While reasons vary, they include billing delays at EDS as well as time spent:
  • Tracking down missing signatures on DROCs.
  • Identifying when and why a person’s LTC-FS does not match their Personal Care Screening Tool PCST.
  • Missing DROCs during the month.
  • Reviewing and processing DROCs
  • Checking for any hospitalizations, nursing home placements, etc. so that no DROCs are submitted during those hours.
Who monitors MAPC billing and collections?
The county contracts with CLA to provide the MAPC nursing oversight for MAPC completed by supported living providers. CLA coordinates and oversees the billing for this MAPC. Mickey Roiland is the Dane County accountant who monitors MAPC billing; Doug Hunt is the Dane County program specialist assigned to MAPC. Each month, residential agencies receive a computer printout of their consumer’s MAPC eligibility and the revenue collected. Broker directors receive a similar report quarterly.
What is a broker’s role in monitoring and helping maximize MAPC revenue?
  • Work with an individual’s team to ensure that people with 1 or more hours per day of personal care needs are enrolled in the MAPC program.
  • Work with your broker director to identify individuals whose MAPC billing consistently falls below 60% of eligible hours. Work with individuals’ teams on ways to increase MAPC billing.

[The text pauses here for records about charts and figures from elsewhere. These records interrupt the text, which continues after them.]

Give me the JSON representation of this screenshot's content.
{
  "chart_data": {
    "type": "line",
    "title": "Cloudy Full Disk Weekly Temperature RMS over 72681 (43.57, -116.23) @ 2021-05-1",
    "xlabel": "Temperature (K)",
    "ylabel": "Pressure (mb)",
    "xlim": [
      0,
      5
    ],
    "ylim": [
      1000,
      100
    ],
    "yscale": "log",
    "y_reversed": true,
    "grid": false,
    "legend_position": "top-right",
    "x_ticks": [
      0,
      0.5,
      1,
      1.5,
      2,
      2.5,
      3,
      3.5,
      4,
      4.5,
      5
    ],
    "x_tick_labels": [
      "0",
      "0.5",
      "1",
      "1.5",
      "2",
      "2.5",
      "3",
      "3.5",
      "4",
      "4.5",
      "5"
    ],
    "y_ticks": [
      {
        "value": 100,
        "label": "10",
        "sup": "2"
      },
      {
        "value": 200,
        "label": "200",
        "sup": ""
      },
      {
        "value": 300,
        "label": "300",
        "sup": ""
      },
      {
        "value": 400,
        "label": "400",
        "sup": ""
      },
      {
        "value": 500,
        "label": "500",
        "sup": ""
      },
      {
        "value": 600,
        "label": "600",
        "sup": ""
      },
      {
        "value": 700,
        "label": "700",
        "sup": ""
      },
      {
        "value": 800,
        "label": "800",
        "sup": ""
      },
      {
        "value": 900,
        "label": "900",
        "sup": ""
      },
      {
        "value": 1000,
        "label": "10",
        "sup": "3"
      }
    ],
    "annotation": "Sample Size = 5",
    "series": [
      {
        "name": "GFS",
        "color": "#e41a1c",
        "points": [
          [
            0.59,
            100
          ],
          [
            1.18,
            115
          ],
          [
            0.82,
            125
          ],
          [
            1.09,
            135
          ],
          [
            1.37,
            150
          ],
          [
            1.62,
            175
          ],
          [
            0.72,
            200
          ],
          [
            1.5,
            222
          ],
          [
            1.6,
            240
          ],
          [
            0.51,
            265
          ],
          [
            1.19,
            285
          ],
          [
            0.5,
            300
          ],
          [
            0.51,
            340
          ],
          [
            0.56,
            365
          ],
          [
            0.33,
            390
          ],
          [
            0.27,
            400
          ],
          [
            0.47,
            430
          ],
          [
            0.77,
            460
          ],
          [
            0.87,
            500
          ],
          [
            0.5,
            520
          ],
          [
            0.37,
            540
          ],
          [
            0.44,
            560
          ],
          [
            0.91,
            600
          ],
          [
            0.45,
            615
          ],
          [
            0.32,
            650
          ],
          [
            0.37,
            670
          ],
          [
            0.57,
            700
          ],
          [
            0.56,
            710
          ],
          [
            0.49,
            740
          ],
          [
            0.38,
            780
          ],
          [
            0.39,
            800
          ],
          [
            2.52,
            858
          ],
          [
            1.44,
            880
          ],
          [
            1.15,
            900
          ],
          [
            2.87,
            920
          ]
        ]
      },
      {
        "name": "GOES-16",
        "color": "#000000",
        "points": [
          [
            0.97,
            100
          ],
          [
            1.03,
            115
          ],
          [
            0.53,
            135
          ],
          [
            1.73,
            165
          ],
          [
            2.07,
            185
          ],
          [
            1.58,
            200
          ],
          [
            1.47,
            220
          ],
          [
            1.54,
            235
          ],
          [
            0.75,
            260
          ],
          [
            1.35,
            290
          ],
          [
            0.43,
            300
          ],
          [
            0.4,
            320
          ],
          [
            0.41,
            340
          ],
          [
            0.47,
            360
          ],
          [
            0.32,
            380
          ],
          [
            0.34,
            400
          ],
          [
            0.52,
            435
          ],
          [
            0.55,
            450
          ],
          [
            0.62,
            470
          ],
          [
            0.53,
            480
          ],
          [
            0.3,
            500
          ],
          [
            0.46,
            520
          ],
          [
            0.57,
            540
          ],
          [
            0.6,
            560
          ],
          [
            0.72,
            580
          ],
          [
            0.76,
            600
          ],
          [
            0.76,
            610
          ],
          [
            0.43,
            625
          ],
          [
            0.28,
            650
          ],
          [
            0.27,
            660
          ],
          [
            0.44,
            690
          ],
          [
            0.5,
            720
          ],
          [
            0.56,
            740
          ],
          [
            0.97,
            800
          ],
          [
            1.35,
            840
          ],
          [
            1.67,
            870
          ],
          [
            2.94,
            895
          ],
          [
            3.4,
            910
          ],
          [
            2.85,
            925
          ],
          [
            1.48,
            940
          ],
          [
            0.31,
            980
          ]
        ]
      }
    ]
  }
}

  • Avoid the temptation to call supported living directors every time there is a monthly anomaly in MAPC billing. Agency directors, a county accountant and county program specialist already review monthly billing statements. All wish to maximize MAPC revenue.
  • Before seeking additional SDS funding for a person with increasing physical needs, determine if the person is eligible for MAPC. If so, start the assessment process. If a person already receives MAPC, see if they are eligible for more MAPC.
  • Notify the nurse providing MAPC oversight when you make changes in a LTC-FS that may impact the PCST.
  • Respond within 24 hours when a nurse notifies you about discrepancies between the LTC-FS and PCST.